More sophisticated protection is needed
As these sophisticated fileless attacks escape the radar of off-the-shelf security software, companies that rely only on basic protection are particularly at risk. On the other hand, companies that can monitor the entire threat lifecycle from the initial attempts of the perpetrator to penetrate the system have an advantage. Businesses should therefore consider deploying multi-layered protection to increase threat visibility.
Fortunately, security experts are keeping pace with the attackers.

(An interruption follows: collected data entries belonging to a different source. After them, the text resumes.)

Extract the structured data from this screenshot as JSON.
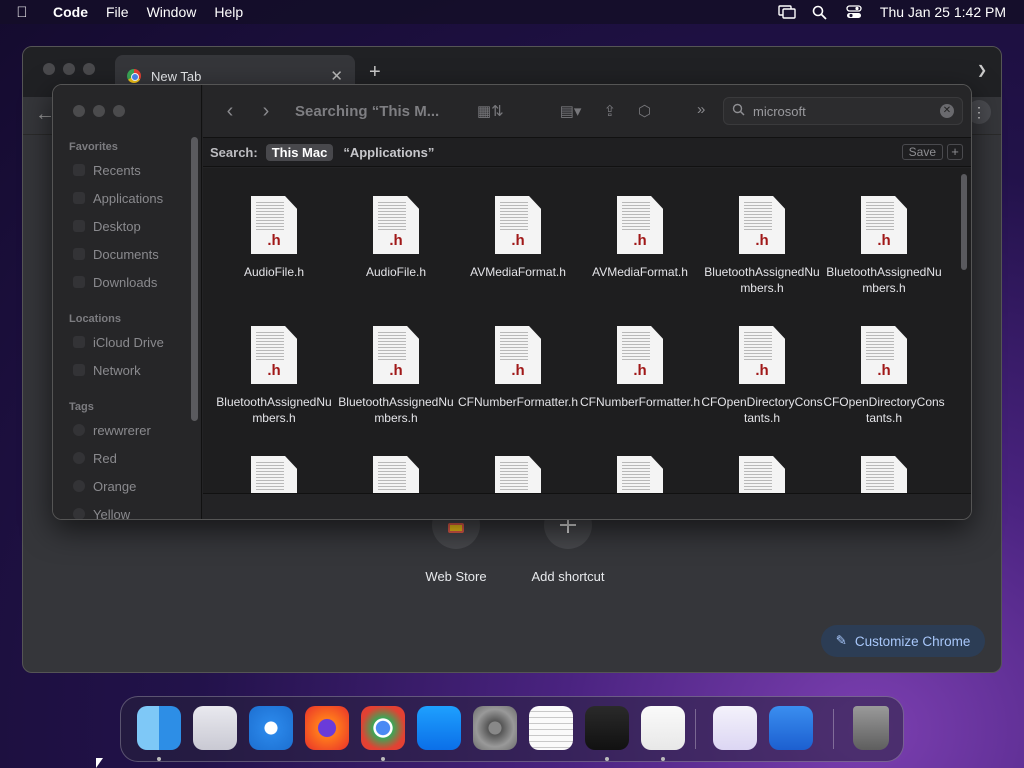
{
  "menubar": {
    "app_name": "Code",
    "menus": [
      "File",
      "Window",
      "Help"
    ],
    "clock": "Thu Jan 25  1:42 PM"
  },
  "chrome": {
    "tab_title": "New Tab",
    "shortcuts": [
      {
        "label": "Web Store"
      },
      {
        "label": "Add shortcut"
      }
    ],
    "customize_label": "Customize Chrome"
  },
  "finder": {
    "title": "Searching “This M...",
    "search_value": "microsoft",
    "sidebar": {
      "favorites_header": "Favorites",
      "favorites": [
        "Recents",
        "Applications",
        "Desktop",
        "Documents",
        "Downloads"
      ],
      "locations_header": "Locations",
      "locations": [
        "iCloud Drive",
        "Network"
      ],
      "tags_header": "Tags",
      "tags": [
        "rewwrerer",
        "Red",
        "Orange",
        "Yellow"
      ]
    },
    "scope": {
      "label": "Search:",
      "this_mac": "This Mac",
      "applications": "“Applications”",
      "save": "Save",
      "plus": "+"
    },
    "file_ext": ".h",
    "files": [
      "AudioFile.h",
      "AudioFile.h",
      "AVMediaFormat.h",
      "AVMediaFormat.h",
      "BluetoothAssignedNumbers.h",
      "BluetoothAssignedNumbers.h",
      "BluetoothAssignedNumbers.h",
      "BluetoothAssignedNumbers.h",
      "CFNumberFormatter.h",
      "CFNumberFormatter.h",
      "CFOpenDirectoryConstants.h",
      "CFOpenDirectoryConstants.h",
      "",
      "",
      "",
      "",
      "",
      ""
    ]
  },
  "dock": {
    "apps": [
      "Finder",
      "Launchpad",
      "Safari",
      "Firefox",
      "Chrome",
      "App Store",
      "System Settings",
      "TextEdit",
      "Terminal",
      "Visual Studio Code",
      "Visual Studio",
      "Weather",
      "Trash"
    ]
  },
  "colors": {
    "accent_blue": "#a8c7fa",
    "file_ext_red": "#a01818"
  }
}
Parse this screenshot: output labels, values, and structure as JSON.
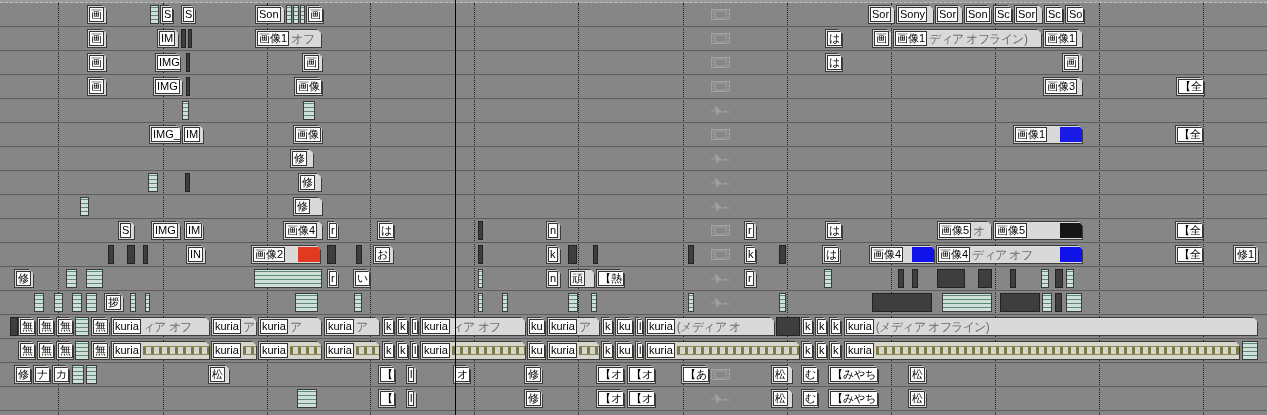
{
  "tracks": [
    {
      "kind": "video",
      "clips": [
        {
          "kind": "event",
          "label": "画"
        },
        {
          "kind": "strip"
        },
        {
          "kind": "event",
          "label": "S"
        },
        {
          "kind": "event",
          "label": "S"
        },
        {
          "kind": "event",
          "label": "Son"
        },
        {
          "kind": "strip"
        },
        {
          "kind": "strip"
        },
        {
          "kind": "strip"
        },
        {
          "kind": "event",
          "label": "画"
        },
        {
          "kind": "event",
          "label": "Sor"
        },
        {
          "kind": "event",
          "label": "Sony"
        },
        {
          "kind": "event",
          "label": "Sor"
        },
        {
          "kind": "event",
          "label": "Son"
        },
        {
          "kind": "event",
          "label": "Sc"
        },
        {
          "kind": "event",
          "label": "Sor"
        },
        {
          "kind": "event",
          "label": "Sc"
        },
        {
          "kind": "event",
          "label": "So"
        }
      ]
    },
    {
      "kind": "video",
      "clips": [
        {
          "kind": "event",
          "label": "画"
        },
        {
          "kind": "event",
          "label": "IM"
        },
        {
          "kind": "bar"
        },
        {
          "kind": "bar"
        },
        {
          "kind": "event",
          "label": "画像1",
          "note": "オフ"
        },
        {
          "kind": "event",
          "label": "は"
        },
        {
          "kind": "event",
          "label": "画"
        },
        {
          "kind": "event",
          "label": "画像1",
          "note": "ディア オフライン)"
        },
        {
          "kind": "event",
          "label": "画像1"
        }
      ]
    },
    {
      "kind": "video",
      "clips": [
        {
          "kind": "event",
          "label": "画"
        },
        {
          "kind": "event",
          "label": "IMG"
        },
        {
          "kind": "bar"
        },
        {
          "kind": "event",
          "label": "画"
        },
        {
          "kind": "event",
          "label": "は"
        },
        {
          "kind": "event",
          "label": "画"
        }
      ]
    },
    {
      "kind": "video",
      "clips": [
        {
          "kind": "event",
          "label": "画"
        },
        {
          "kind": "event",
          "label": "IMG"
        },
        {
          "kind": "bar"
        },
        {
          "kind": "event",
          "label": "画像"
        },
        {
          "kind": "event",
          "label": "画像3"
        },
        {
          "kind": "event",
          "label": "【全"
        }
      ]
    },
    {
      "kind": "audio",
      "clips": [
        {
          "kind": "strip"
        },
        {
          "kind": "strip"
        }
      ]
    },
    {
      "kind": "video",
      "clips": [
        {
          "kind": "event",
          "label": "IMG_"
        },
        {
          "kind": "event",
          "label": "IM"
        },
        {
          "kind": "event",
          "label": "画像"
        },
        {
          "kind": "event",
          "label": "画像1",
          "color": "#1a1ae6"
        },
        {
          "kind": "event",
          "label": "【全"
        }
      ]
    },
    {
      "kind": "audio",
      "clips": [
        {
          "kind": "event",
          "label": "修"
        }
      ]
    },
    {
      "kind": "audio",
      "clips": [
        {
          "kind": "strip"
        },
        {
          "kind": "bar"
        },
        {
          "kind": "event",
          "label": "修"
        }
      ]
    },
    {
      "kind": "audio",
      "clips": [
        {
          "kind": "strip"
        },
        {
          "kind": "event",
          "label": "修"
        }
      ]
    },
    {
      "kind": "video",
      "clips": [
        {
          "kind": "event",
          "label": "S"
        },
        {
          "kind": "event",
          "label": "IMG"
        },
        {
          "kind": "event",
          "label": "IM"
        },
        {
          "kind": "event",
          "label": "画像4"
        },
        {
          "kind": "event",
          "label": "r"
        },
        {
          "kind": "event",
          "label": "は"
        },
        {
          "kind": "bar"
        },
        {
          "kind": "event",
          "label": "n"
        },
        {
          "kind": "event",
          "label": "r"
        },
        {
          "kind": "event",
          "label": "は"
        },
        {
          "kind": "event",
          "label": "画像5",
          "note": "オ"
        },
        {
          "kind": "event",
          "label": "画像5",
          "color": "#151515"
        },
        {
          "kind": "event",
          "label": "【全"
        }
      ]
    },
    {
      "kind": "video",
      "clips": [
        {
          "kind": "bar"
        },
        {
          "kind": "bar"
        },
        {
          "kind": "bar"
        },
        {
          "kind": "event",
          "label": "IN"
        },
        {
          "kind": "event",
          "label": "画像2",
          "color": "#e03a20"
        },
        {
          "kind": "bar"
        },
        {
          "kind": "bar"
        },
        {
          "kind": "event",
          "label": "お"
        },
        {
          "kind": "bar"
        },
        {
          "kind": "event",
          "label": "k"
        },
        {
          "kind": "bar"
        },
        {
          "kind": "bar"
        },
        {
          "kind": "bar"
        },
        {
          "kind": "event",
          "label": "k"
        },
        {
          "kind": "bar"
        },
        {
          "kind": "event",
          "label": "は"
        },
        {
          "kind": "event",
          "label": "画像4",
          "color": "#1010e8"
        },
        {
          "kind": "event",
          "label": "画像4",
          "note": "ディア オフ",
          "color": "#1010e8"
        },
        {
          "kind": "event",
          "label": "【全"
        },
        {
          "kind": "event",
          "label": "修1"
        }
      ]
    },
    {
      "kind": "audio",
      "clips": [
        {
          "kind": "event",
          "label": "修"
        },
        {
          "kind": "strip"
        },
        {
          "kind": "strip"
        },
        {
          "kind": "strip"
        },
        {
          "kind": "event",
          "label": "r"
        },
        {
          "kind": "event",
          "label": "い"
        },
        {
          "kind": "strip"
        },
        {
          "kind": "event",
          "label": "n"
        },
        {
          "kind": "event",
          "label": "頑"
        },
        {
          "kind": "event",
          "label": "【熱"
        },
        {
          "kind": "event",
          "label": "r"
        },
        {
          "kind": "strip"
        },
        {
          "kind": "bar"
        },
        {
          "kind": "bar"
        },
        {
          "kind": "bar"
        },
        {
          "kind": "bar"
        },
        {
          "kind": "bar"
        },
        {
          "kind": "strip"
        },
        {
          "kind": "bar"
        },
        {
          "kind": "strip"
        }
      ]
    },
    {
      "kind": "audio",
      "clips": [
        {
          "kind": "strip"
        },
        {
          "kind": "strip"
        },
        {
          "kind": "strip"
        },
        {
          "kind": "strip"
        },
        {
          "kind": "event",
          "label": "拶"
        },
        {
          "kind": "strip"
        },
        {
          "kind": "strip"
        },
        {
          "kind": "strip"
        },
        {
          "kind": "strip"
        },
        {
          "kind": "strip"
        },
        {
          "kind": "strip"
        },
        {
          "kind": "strip"
        },
        {
          "kind": "strip"
        },
        {
          "kind": "strip"
        },
        {
          "kind": "strip"
        },
        {
          "kind": "bar"
        },
        {
          "kind": "strip"
        },
        {
          "kind": "bar"
        },
        {
          "kind": "strip"
        },
        {
          "kind": "bar"
        },
        {
          "kind": "strip"
        }
      ]
    },
    {
      "kind": "video-filled",
      "clips": [
        {
          "kind": "bar"
        },
        {
          "kind": "event",
          "label": "無"
        },
        {
          "kind": "event",
          "label": "無"
        },
        {
          "kind": "event",
          "label": "無"
        },
        {
          "kind": "strip"
        },
        {
          "kind": "event",
          "label": "無"
        },
        {
          "kind": "event",
          "label": "kuria",
          "note": "ィア オフ"
        },
        {
          "kind": "event",
          "label": "kuria",
          "note": "ア"
        },
        {
          "kind": "event",
          "label": "kuria",
          "note": "ア"
        },
        {
          "kind": "event",
          "label": "kuria",
          "note": "ア"
        },
        {
          "kind": "event",
          "label": "k"
        },
        {
          "kind": "event",
          "label": "k"
        },
        {
          "kind": "event",
          "label": "l"
        },
        {
          "kind": "event",
          "label": "kuria",
          "note": "ィア オフ"
        },
        {
          "kind": "event",
          "label": "ku"
        },
        {
          "kind": "event",
          "label": "kuria",
          "note": "ア"
        },
        {
          "kind": "event",
          "label": "k"
        },
        {
          "kind": "event",
          "label": "ku"
        },
        {
          "kind": "event",
          "label": "l"
        },
        {
          "kind": "event",
          "label": "kuria",
          "note": "(メディア オ"
        },
        {
          "kind": "bar"
        },
        {
          "kind": "event",
          "label": "k"
        },
        {
          "kind": "event",
          "label": "k"
        },
        {
          "kind": "event",
          "label": "k"
        },
        {
          "kind": "event",
          "label": "kuria",
          "note": "(メディア オフライン)"
        }
      ]
    },
    {
      "kind": "audio-filled",
      "clips": [
        {
          "kind": "event",
          "label": "無"
        },
        {
          "kind": "event",
          "label": "無"
        },
        {
          "kind": "event",
          "label": "無"
        },
        {
          "kind": "strip"
        },
        {
          "kind": "event",
          "label": "無"
        },
        {
          "kind": "event",
          "label": "kuria"
        },
        {
          "kind": "event",
          "label": "kuria"
        },
        {
          "kind": "event",
          "label": "kuria"
        },
        {
          "kind": "event",
          "label": "kuria"
        },
        {
          "kind": "event",
          "label": "k"
        },
        {
          "kind": "event",
          "label": "k"
        },
        {
          "kind": "event",
          "label": "l"
        },
        {
          "kind": "event",
          "label": "kuria"
        },
        {
          "kind": "event",
          "label": "ku"
        },
        {
          "kind": "event",
          "label": "kuria"
        },
        {
          "kind": "event",
          "label": "k"
        },
        {
          "kind": "event",
          "label": "ku"
        },
        {
          "kind": "event",
          "label": "l"
        },
        {
          "kind": "event",
          "label": "kuria"
        },
        {
          "kind": "event",
          "label": "k"
        },
        {
          "kind": "event",
          "label": "k"
        },
        {
          "kind": "event",
          "label": "k"
        },
        {
          "kind": "event",
          "label": "kuria"
        },
        {
          "kind": "strip"
        }
      ]
    },
    {
      "kind": "video",
      "clips": [
        {
          "kind": "event",
          "label": "修"
        },
        {
          "kind": "event",
          "label": "ナ"
        },
        {
          "kind": "event",
          "label": "カ"
        },
        {
          "kind": "strip"
        },
        {
          "kind": "strip"
        },
        {
          "kind": "event",
          "label": "松"
        },
        {
          "kind": "event",
          "label": "【"
        },
        {
          "kind": "event",
          "label": "l"
        },
        {
          "kind": "event",
          "label": "オ"
        },
        {
          "kind": "event",
          "label": "修"
        },
        {
          "kind": "event",
          "label": "【オ"
        },
        {
          "kind": "event",
          "label": "【オ"
        },
        {
          "kind": "event",
          "label": "【あ"
        },
        {
          "kind": "event",
          "label": "松"
        },
        {
          "kind": "event",
          "label": "む"
        },
        {
          "kind": "event",
          "label": "【みやち"
        },
        {
          "kind": "event",
          "label": "松"
        }
      ]
    },
    {
      "kind": "audio",
      "clips": [
        {
          "kind": "strip"
        },
        {
          "kind": "event",
          "label": "【"
        },
        {
          "kind": "event",
          "label": "l"
        },
        {
          "kind": "event",
          "label": "修"
        },
        {
          "kind": "event",
          "label": "【オ"
        },
        {
          "kind": "event",
          "label": "【オ"
        },
        {
          "kind": "event",
          "label": "松"
        },
        {
          "kind": "event",
          "label": "む"
        },
        {
          "kind": "event",
          "label": "【みやち"
        },
        {
          "kind": "event",
          "label": "松"
        }
      ]
    }
  ]
}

As with new forms of ransomware, fileless attacks can make a dent in hackers’ budgets with EDR technology, which is able to respond quickly in real time at the slightest hint of suspicious activity across the network. ESET Enterpise Inspector catches behaviour that looks dangerous from the start. It also analyzes incidents that could be part of a larger attack and isolates devices that may be infected.
The pandemic has accelerated digital transformation, which brings with it security challenges. It is therefore more crucial than ever for companies to be able to catch suspicious behaviour across the network early. After all, one wrong click by an inattentive employee at the home-office can trigger an avalanche of problems for the entire company.